After the most recent Weekly Export Sales and Shipments report, DTN Grains Analyst Todd Hultman provided the observation, "Something doesn't add up. There must be something going on behind the curtain in regards to China's soybean demand." I agree. Taking the thought further, the market's view of supply and demand has not agreed with USDA's numbers since the 2013-14 marketing year began. Last Friday's January reports just added more fodder for disagreement.
The math behind USDA's soybean numbers doesn't seem to add up. (DTN illustration by Nick Scalise.)
The elephant in the room is Brazilian production. Recently, the Brazilian state agency CONAB pegged soybean production at a record 90.3 million metric tons. In its January WASDE report, USDA upped its own Brazilian production estimate from November's 88 mmt to 89 mmt. An increase from the previous month in global beginning stocks (2012-13 ending stocks) to 60.55 mmt resulted in total supplies of 347.4 mmt. Total demand increased only slightly to 270.9 mmt, putting global ending stocks at an all-time high of 72.3 mmt. For the OCD readers out there, don't try to do the math. The numbers don't add up. USDA acknowledges as much in the fine print at the bottom of its official release.
The bottom line is this: Projections for new records in global production, global supplies, total demand, and ending stocks result in an ending stocks-to-use figure of 26.7%. This is the third-highest on record, coming in behind only the 27.8% estimated at the end of the 2006-2007 marketing year and the 27.3% at the conclusion of 2010-2011. Keeping in mind the easiest read on the bullishness or bearish of any government report is the ending stocks-to-use calculation (ending stocks divided by total demand), and the 2013-2014 marketing year is projected to be the third most bearish on record. Why does the soybean market remain strong?

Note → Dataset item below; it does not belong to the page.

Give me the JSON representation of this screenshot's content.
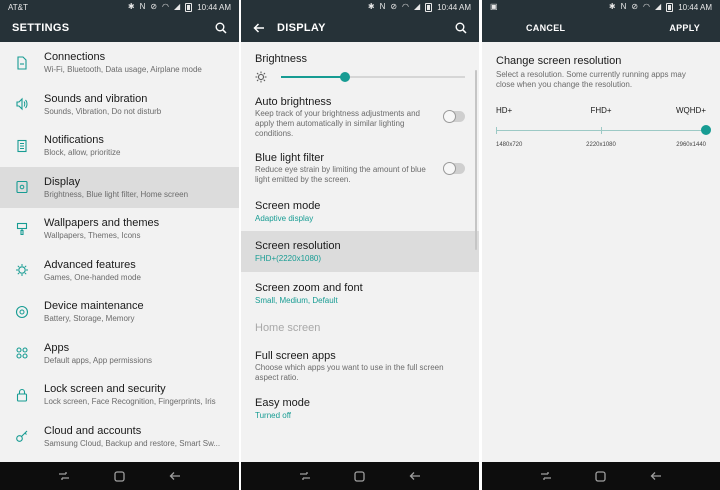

Those familiar with my analysis know the importance I put on futures spreads for reading the market's fundamental view. In the case of soybeans, the 2013-14 forward curve (series of futures spreads that began with the November 2013 contract, but now starts at the March 2014 and runs through the September 2014 contract) continues to show a strong inverse. This means nearby contracts are higher priced than deferred contracts, reflecting a bullish marketing year outlook by those who actually trade the cash commodity.
Taking this analysis a step further, the trend of the 2013-14 spreads (my technical analysis of fundamentals) has turned up again. Recently, the inverse in the March-to-May had dipped to 13 cents (March higher priced than May) while the May-to-July slipped to 10 cents (both weekly closes only). However, the last two weeks have seen these spreads strengthen to inverses of 19 cents and 16 cents. In other words, the market's view of supply and demand is growing more bullish DESPITE continued increases in global ending stocks projections.
Why? Undoubtedly the U.S. numbers remain flawed. USDA has yet to acknowledge its own reported 2012-2013 exports of 1.331 billion bushels, leaving its demand estimate at 1.320 bb, creating ending stocks-to-use of 141 mb, and putting ending stocks to use at 4.5%. While 11 mb doesn't seem like much to quibble over, what would happen if it ever showed up on USDA's official ledger? Domestic demand would inch up to 3.11 bb while ending stocks fell to 129 mb, resulting in an ending stocks-to-use figure of 4.1% -- the tightest on record. USDA doesn't want that. Remember, it has unofficial floors that can't be breached when it comes to ending stocks-to-use. With corn, it is the 5.0% level. For U.S. soybeans, it appears 4.5% is the magic number because the beginning of the latest bull run in U.S. grains that began in 2005-06. Since then, this level (4.5%) has been estimated at the end of the marketing year four times: 2008-09, 2009-10, 2012-13, and now 2013-14.
The math behind USDA's soybean numbers doesn't seem to add up. (DTN illustration by Nick Scalise.)
As for this marketing year, soybean ending stocks were left unchanged at 150 mb with a 30 mb increase in total demand (20 mb in exports, 10 mb in crush) offset by a like increase in production. National average yield was increased to 43.3 bpa, the third-highest on record, while corn yield decreased from the November estimate of 160.4 bpa to 158.8 bpa. Why does this matter? The government's own crop condition numbers at the end of the 2013 growing season showed the soybean crop lagging the five-year average (2007-2011) by 20%, where corn lagged only 18%. Furthermore, if 2013 crop condition numbers are compared to those from the record yields of 2009-10 (43.5 bpa) and 2010-11 (44 bpa), a lag of approximately 21% is seen. In other words there is a strong possibility U.S. production for 2013 did not actually come in at USDA's number that conveniently kept ending stocks-to-use above 4.5%.
The quarterly stocks report showed unprecedented Q1 demand for U.S. soybeans of 37.8% of total supplies. Much of this was due to the extraordinary export pace -- 10% ahead of projections -- that if continued could easily add another 10 mb to total demand. If so, and if both beginning stocks and 2013 production are actually smaller than reported, then what might domestic ending stocks and ending stocks-to-use really be? It seems the futures spreads already know.